Sitemaps have some limitations, though:
- The file can be no larger than 50MB
- It also cannot contain more than 50000 URLs (whichever of the two comes first.)
- It has to be encoded with UTF-8 encryption
- It should contain only pages with the 200 (OK) status code.
An important note about the sitemap’s size limits.
As you’ve seen from the limitations above, the sitemap cannot contain more than 50 thousand URLs. Although this is enough for a typical site, it’s far too little for a typical enterprise website.
What to do, then?
As there is no restriction as to how many sitemaps you can create, the simplest and most practical solution is to have more than a single sitemap. It is also one of the most effective ways to monitor individual site sections, as you’ve seen above too.
When creating multiple sitemaps, make sure to also create a sitemap index - A single file listing all the sitemaps on the site.
You can submit just the sitemap index file to Google, and the search engine will use it to access all the individual sitemaps you’ve created.
How to Create a Sitemap
The process will largely depend on the technology used on your site. In most cases, however, you can create a sitemap directly from your Content Management System.
Most CMS’ like Wordpress or Joomla offer dedicated plugins for creating and updating the sitemap every time a page is created or updated.
(XML Sitemaps option in a WordPress plugin)
More advanced plugins will also automatically create individual sitemaps for each website section.
If your CMS doesn’t offer that functionality, you can use a crawler to create the sitemap as well.
A crawler collects all the information about pages on the site as it goes through them. That information is stored in a database, and the crawler can output it in the sitemap’s XML format.
Here’s how the option looks like in seoClarity’s crawler, Clarity Audits:
With Clarity Audits, you can crawl the entire site and build a sitemap from that information. Or you can set it up to access specific sections only to create individual sitemaps.
But the crawler has a few other tricks up its sleeve.
- First of all, Clarity Audits doesn’t run from your server, and does not use up your resources.
- Because it runs from an external server, it works just like the Googlebot (as opposed to a crawler running on your server.)
- It does not limit the crawl speed or resources and can crawl your site using multiple droplets simultaneously.
- And it creates the sitemap dynamically as it goes through your site.
Want to find out more about Clarity Audits?
Book a demo to see the crawler in action.
How to Submit the Sitemap to Google
Google can find the sitemap on its own.
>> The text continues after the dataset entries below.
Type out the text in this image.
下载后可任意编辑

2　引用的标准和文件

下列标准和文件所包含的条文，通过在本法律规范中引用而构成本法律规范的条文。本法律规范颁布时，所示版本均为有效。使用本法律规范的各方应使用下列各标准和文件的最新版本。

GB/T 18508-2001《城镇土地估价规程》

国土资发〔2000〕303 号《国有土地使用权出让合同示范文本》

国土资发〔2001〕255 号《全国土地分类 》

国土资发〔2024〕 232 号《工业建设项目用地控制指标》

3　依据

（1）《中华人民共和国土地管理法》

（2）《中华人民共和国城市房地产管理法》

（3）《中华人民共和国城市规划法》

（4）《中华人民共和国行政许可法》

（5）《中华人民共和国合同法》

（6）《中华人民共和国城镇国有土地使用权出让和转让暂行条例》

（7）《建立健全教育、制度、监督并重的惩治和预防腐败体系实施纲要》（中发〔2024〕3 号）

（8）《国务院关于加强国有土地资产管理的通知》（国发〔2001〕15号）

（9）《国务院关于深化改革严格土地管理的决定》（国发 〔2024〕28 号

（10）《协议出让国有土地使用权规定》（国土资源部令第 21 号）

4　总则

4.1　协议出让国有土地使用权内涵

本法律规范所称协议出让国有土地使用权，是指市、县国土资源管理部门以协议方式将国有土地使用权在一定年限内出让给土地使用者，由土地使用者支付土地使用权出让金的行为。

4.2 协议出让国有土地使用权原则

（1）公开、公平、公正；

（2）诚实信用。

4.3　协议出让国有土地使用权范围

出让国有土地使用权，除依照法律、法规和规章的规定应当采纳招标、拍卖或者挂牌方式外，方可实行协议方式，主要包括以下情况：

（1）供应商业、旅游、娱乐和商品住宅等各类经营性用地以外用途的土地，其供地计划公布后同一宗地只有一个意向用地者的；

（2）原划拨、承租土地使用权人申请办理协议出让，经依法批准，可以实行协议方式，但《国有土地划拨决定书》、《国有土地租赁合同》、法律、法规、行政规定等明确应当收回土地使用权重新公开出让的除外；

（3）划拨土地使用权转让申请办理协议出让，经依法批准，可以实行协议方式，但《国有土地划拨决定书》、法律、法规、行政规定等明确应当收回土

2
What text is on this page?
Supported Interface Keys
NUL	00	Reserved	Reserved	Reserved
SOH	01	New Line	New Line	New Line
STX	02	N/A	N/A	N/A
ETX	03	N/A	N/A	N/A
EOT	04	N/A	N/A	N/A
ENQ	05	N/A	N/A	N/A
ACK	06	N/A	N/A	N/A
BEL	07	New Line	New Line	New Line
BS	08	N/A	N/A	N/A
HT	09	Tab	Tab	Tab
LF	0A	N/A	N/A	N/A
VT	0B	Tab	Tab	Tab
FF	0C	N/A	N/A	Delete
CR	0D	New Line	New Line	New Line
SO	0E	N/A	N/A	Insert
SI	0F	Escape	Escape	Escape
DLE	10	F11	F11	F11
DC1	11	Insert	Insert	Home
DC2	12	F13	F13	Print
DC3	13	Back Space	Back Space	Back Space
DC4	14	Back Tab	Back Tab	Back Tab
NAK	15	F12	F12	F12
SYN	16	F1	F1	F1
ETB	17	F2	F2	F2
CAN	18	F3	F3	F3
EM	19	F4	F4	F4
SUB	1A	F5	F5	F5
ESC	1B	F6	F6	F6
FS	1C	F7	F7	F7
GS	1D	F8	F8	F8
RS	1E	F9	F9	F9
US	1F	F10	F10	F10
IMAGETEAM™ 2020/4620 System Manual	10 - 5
However, it is a good practice to submit it to Google, and let it process the data.
You do it in Google Search Console.
- First, upload your sitemap’s XML file(s) to the root directory of your server. The file should be accessible by going to https://domain.com/sitemap-index.xml (note, your sitemap’s filename might be different.)
- Log in to Google Search Console and go to Sitemaps (in the left sidebar)
- Type in your sitemap’s filename in the section at the top of the screen. This will submit the sitemap to Google.
Below the box, you will see your all submitted sitemaps with information about when Google has accessed them recently, and the status of the file.
With the sitemap created and submitted, all that is left to do is to monitor it for any potential errors in Google Search Console. Also, if you’ve created the sitemap manually and not through the CMS, make sure to recreate and upload it to the server regularly to ensure that any new pages have been included.